#39 The House at Riverton by Kate Morton
A few months ago, I had the pleasure of reading The Distant Hours by Kate Morton (see my review here). I loved Morton’s language and her ability to weave past and present storylines together, blending to create a beautiful story and surprising mystery. And I’m a sucker for a long book.
I “liked” The House at Riverton, but didn’t love it. The wonderful writing and clever story were still there, but I just didn’t feel the same connection to the characters. Riverton tells the story of Grace, a young girl who is sent by her sick mother to work at the Riverton estate in the years before WWI. Grace becomes obsessed with the family that lives there -- Lord Ashbury and his extended family, in particular the grandchildren David, Emmeline, and Hannah.
The story switches between the past (as Grace spends time at the house, and eventually becomes maid and confidant to Hannah), and the present, where a 98 year old Grace helps a young film director who is making a movie about a scandal and murder that happened at Riverton (and that Grace happened to witness).
While I enjoyed the detail of the “Upstairs/Downstairs” life at Riverton, I just didn’t care all that much for Grace and the choices she made. Still, Morton is a talent, and I’ll definitely be adding The Forgotten Garden to my list for Cannonball 2012.
#40 Where She Went by Gayle Forman
I also recently read If I Stay, the heartbreaking story of Mia, the young girl who loses her entire family in a car accident and then must decide to die with them or to stay and live with her grandparents and her boyfriend, Adam (read my review here).
Where She Went takes place three years later, and is told from Adam’s perspective, which is a nice change of pace. It seems that since Mia woke from her coma, she went of to Juilliard to become a star cellist, and then just stopped talking to Adam, more of less breaking up with him.
Adam is now a huge rock star, with a movie star girlfriend, but he is still hung up on Mia. One day in New York, Adam is on a layover, on his way to London for a world tour, when he sees that Mia has a concert that night. He gets a ticket and stops backstage to see her...and then they spend the night walking the city and talking. Both are looking for closure to their relationship but are afraid to really open up to each other.
My one issue with this book was that I didn’t like the character of Mia AT ALL this time around, and could not wrap my head around the fact that Adam would drop everything for a high school girlfriend that he hadn’t heard from in almost three years. But still, a nice bookend to the original, and glad to have another point of view to the story.
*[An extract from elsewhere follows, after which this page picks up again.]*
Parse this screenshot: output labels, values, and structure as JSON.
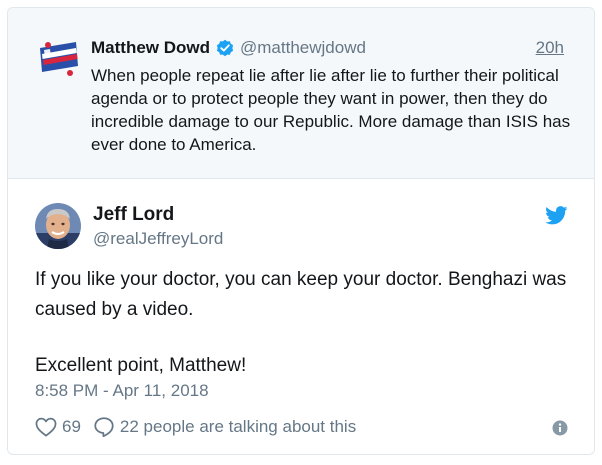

#41 Blood Red Road by Moira Young
I recently read a review of Blood Red Road here on the Cannonball site, and for some reason, it stuck in my mind. When I saw it at the library, I picked it up and stuck it in my bag, and then sort of forgot about it. A week later, it was poking out of my library bag and I decided to give it a read -- and I’m quite glad I did.
Like many dystopian future YA stories, Blood Red Road is the story of a young girl (Saba) who must fight against evil to hold on to what little she has. Her life is changed in an instant, when men cloaked in black come riding onto her farm and proceed to kill her father and kidnap her twin brother Lugh before riding off. Saba swears that she will come after him...but what will she do with her annoying 8 year old sister, Emmi?
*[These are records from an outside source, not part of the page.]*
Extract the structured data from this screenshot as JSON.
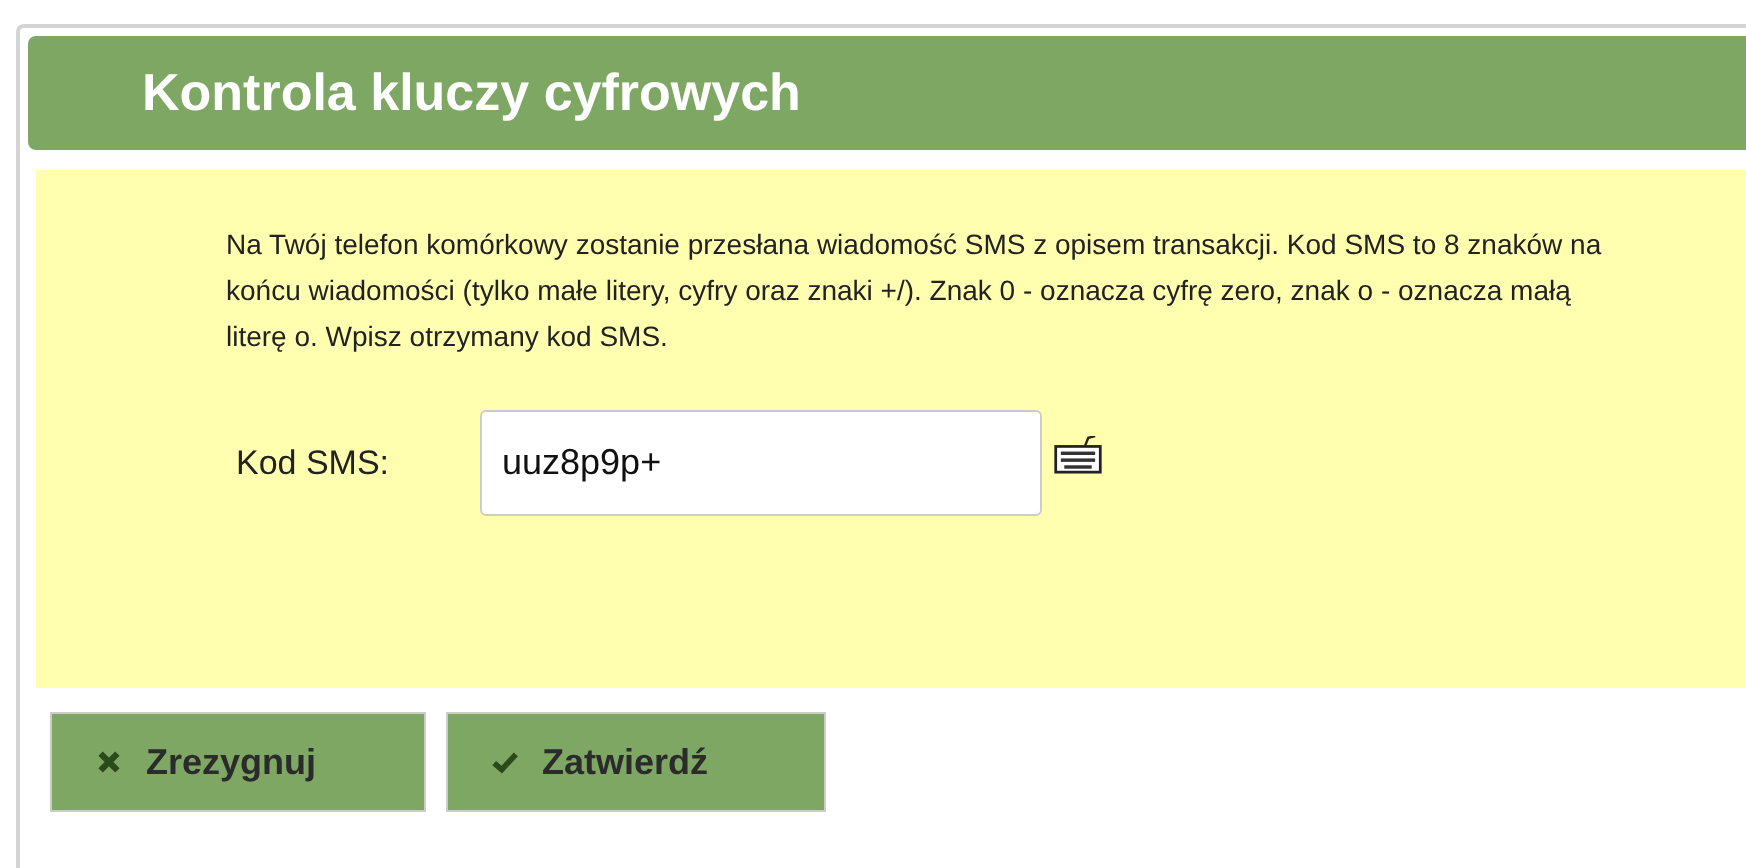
{
  "panel": {
    "title": "Kontrola kluczy cyfrowych"
  },
  "message": "Na Twój telefon komórkowy zostanie przesłana wiadomość SMS z opisem transakcji. Kod SMS to 8 znaków na końcu wiadomości (tylko małe litery, cyfry oraz znaki +/). Znak 0 - oznacza cyfrę zero, znak o - oznacza małą literę o. Wpisz otrzymany kod SMS.",
  "sms_field": {
    "label": "Kod SMS:",
    "value": "uuz8p9p+"
  },
  "buttons": [
    {
      "label": "Zrezygnuj",
      "kind": "cancel"
    },
    {
      "label": "Zatwierdź",
      "kind": "confirm"
    }
  ]
}
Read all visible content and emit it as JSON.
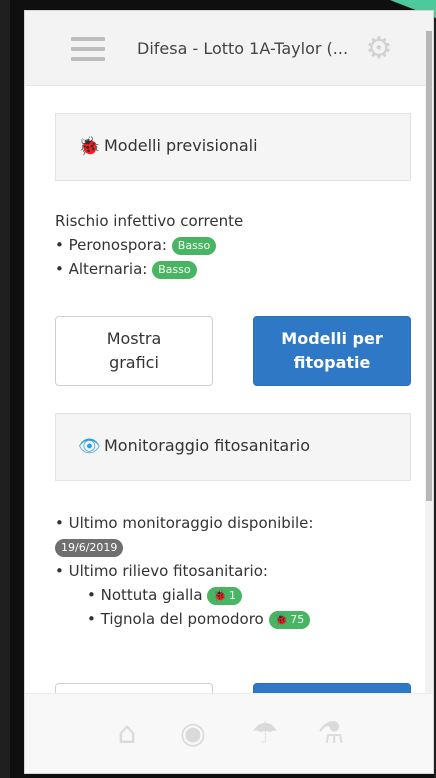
{
  "header": {
    "title": "Difesa - Lotto 1A-Taylor (..."
  },
  "sections": {
    "models": {
      "title": "Modelli previsionali",
      "icon": "bug-icon"
    },
    "risk": {
      "heading": "Rischio infettivo corrente",
      "items": [
        {
          "label": "Peronospora:",
          "badge": "Basso"
        },
        {
          "label": "Alternaria:",
          "badge": "Basso"
        }
      ]
    },
    "buttons": {
      "charts": "Mostra\ngrafici",
      "models": "Modelli per\nfitopatie"
    },
    "monitoring": {
      "title": "Monitoraggio fitosanitario",
      "icon": "eye-icon",
      "latest_label": "Ultimo monitoraggio disponibile:",
      "latest_date": "19/6/2019",
      "survey_label": "Ultimo rilievo fitosanitario:",
      "items": [
        {
          "label": "Nottuta gialla",
          "count": "1"
        },
        {
          "label": "Tignola del pomodoro",
          "count": "75"
        }
      ]
    }
  },
  "tabs": [
    {
      "name": "home-tab",
      "icon": "home-icon"
    },
    {
      "name": "dashboard-tab",
      "icon": "palette-icon"
    },
    {
      "name": "weather-tab",
      "icon": "umbrella-icon"
    },
    {
      "name": "lab-tab",
      "icon": "flask-icon"
    }
  ]
}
Saba and Emmi travel across desert and mountain, meeting new and dangerous people along the way, and forging a small army of warriors who want to fight along with her to destroy the people who took Lugh away.
Many of the reviews that I’ve read of this book spend a lot of time complaining about the language and style of writing used by Young. Saba speaks in a strange English dialect that is a bit odd at first, but easy enough to get used to (much easier than reading an Irvine Welsh novel -- at least you don’t need a glossary!), and the text doesn’t have any quotation marks to spell out who is speaking. I think this is a minor issue and actually works well with the particular story. If nobody from Saba’s time even knows how to read or write, then to me, the language fits.
Supposedly, this is the first in a proposed trilogy (shock!). I”ll be sure to pick up the next one to see what happens to Saba and her crew.